It’s been my feeling for many years that if you have an interest and are armed with even the slightest amount of knowledge that you can make informed choices much better. In the same manner that you might read an in depth story about how a financial instrument works and why it’s affecting the economy, it doesn’t make you a financial expert but at least you have a clue what’s going on.
If you have any suggestions how I might better accomplish my goal I am all ears.
Soundminded
No offense intended Paul. So far you’ve explained in general terms what’s in an IC op amp and the most rudimentary basics of how they work (no real detail of what’s going in inside them though, nothing about how the circuit actually works.) But I haven’t seen any explanation of why an IC op a is different from the same amplifier circuit built with discrete parts. So far packaging would seem to be the only difference between an IC op amp and the same op amp circuit breadboarded. There has also been no discussion about the reasons for the difference in performance between one manufacturer’s version of an IC op amp and another’s of the same model number type with a different circuit topology let alone what makes one design better or worse than an equivalent different type by the same manufacturer. What do measurements show is the telling difference in peformance? Often manufacturers tell audiphiles the differences between their products and the inferior products their competitors offer can’t be measured. I don’t buy that.

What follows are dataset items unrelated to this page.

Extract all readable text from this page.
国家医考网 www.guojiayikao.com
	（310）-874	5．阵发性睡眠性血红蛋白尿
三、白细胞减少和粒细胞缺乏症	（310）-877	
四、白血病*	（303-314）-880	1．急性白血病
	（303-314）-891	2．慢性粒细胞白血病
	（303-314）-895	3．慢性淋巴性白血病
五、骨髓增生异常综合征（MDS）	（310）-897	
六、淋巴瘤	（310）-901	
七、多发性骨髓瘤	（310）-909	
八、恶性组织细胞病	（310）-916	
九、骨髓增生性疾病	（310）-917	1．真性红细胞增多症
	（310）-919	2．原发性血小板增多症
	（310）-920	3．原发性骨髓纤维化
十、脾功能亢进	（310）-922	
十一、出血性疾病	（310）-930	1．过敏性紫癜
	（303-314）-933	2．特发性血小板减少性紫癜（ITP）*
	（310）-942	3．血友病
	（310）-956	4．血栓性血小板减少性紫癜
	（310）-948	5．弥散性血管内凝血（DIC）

There are several things that should be pointed out. Virtiually all of these parts are very inexpensive. There isn’t one of them that can’t be bought retail for just a few dollars and in quantity at a fraction of their retail price. High end audio manufacturers have been saved from even faster decline by the fact that the “can-do” DIY spirit that was so prevalent in America in the 1950s and 1960s when many teenagers were building shortwave transmitters and receivers and audio equipment from schematics and kits and others who tore down engines in old cars with the help of friends who liked to work on cars and had access to machine shops is all but gone now. Most high end audio equipment or similar designs could be reverse engineered and built by hobbyists at a small fraction of their retail price. For example, a few years ago I saw one manufacturer’s high end tube preamp that was designed around three 6AT7s that retailed for $10,000 yet this “box” was even less complex in its audio circuit than the all American five table radio that sold for a few dollars all over the country in the 1950s and that preamp circuit could even have been built then (except for the mylar film capacitors.) Except for power and output transformers what element of an analog electronic audio circuit is more expensive than a few dollars? What I hear from many high end manufacturers to justify their high prices is the “fantastic research” audio equipment designers of end user products brag about. Most strike me as little more than tinkerers experimenting by trial and error until they find something they like better than what they’d built before. I say that as someone who has been surrounded by real scientists and engineers all of my life and worked in many real research facilities.
Can you name even one other category of consumer electronics product where the long term trend hasn’t been to get more and more performance at less and less cost? Compare the models of current computers, TV sets, cell phones, electronc cameras with those offered just five or ten years ago. Then compare high end audio equipment. I’d like to point out that even five or ten years ago, many children were able to buy power supplies, motherboards, cases, a few more cards and hardware and software and assemble a desktop PC themselves in an hour or two and still can if they cared to and it would perform identically with a store bought computer of the same type. With the availability of entire amplifier circuit boards, especially class D amplifiers now, I see no reason why they couldn’t do exactly the same. What will the differences in price be though? I don’t know any other area where engineers don’t worry about price and value for price and this includes professional audio equipment too. You can be certain Bryston takes a very sharp pencil when they have to bid against Crown for a sound system in a sports arena. Those prices they sell similar designs to audiophile for are out the window or they’d never win a bid to get a contract.
Soundminded
At the general interest level you may be doing all you can. But to gain a real understanding of what’s going on takes much more. You can explain the general concepts of how a vacuum tube amplifier works in a few minutes. But if you were going to explain in detail how it works that takes a course in electrical field theory. And then there’s the complexity of screen and surpressor grids when you get to tetrodes and pentodes and why those elements are used. To just explain how a transistor really works puts us in a whole different world of quantum physics (and all that horrible math) let alone how circuits using them are designed (again a lot more math.) This is what a 4 year electrical engineering couse is about and why it’s so hard. Perhaps I’m just being too critical, too judgmental and unfair expecting far too much. If that’s the case then I apologize.
Paul McGowan
No need to apologize, we love you just the way you are. All this dialog is quite helpful keeping things in perspective. I just got a wonderfully nice note from a reader by the name of Tim which I will post here. For me, this is what’s important and why I do this:
“I would imagine the silent majority of audio hobbyists are not EE’s, but like me are busy with their work, family, etc. and have not had someone thoughtfully walk us through many of these building block concepts. I have heard and read in Stereophile and TAS (and listened to) tubes and op amps for years, but never Really had even a basic understanding until your series. I know my fellow Lexington KY audiophile friends (who have also been in the hooby for years) feel the same and have also subscribed after I forwarded them some posts. And some of your ideas we have emailed back and forth and discussed live.
Thanks again – and keep it up!
- Tim”
And there in a nutshell is why I spend my free time writing and contributing. I have no reward in mind other than to once in a while stimulate some thought or open a few doors of understanding. For me, that’s plenty.
Thanks to all of you who take the time to read and comment.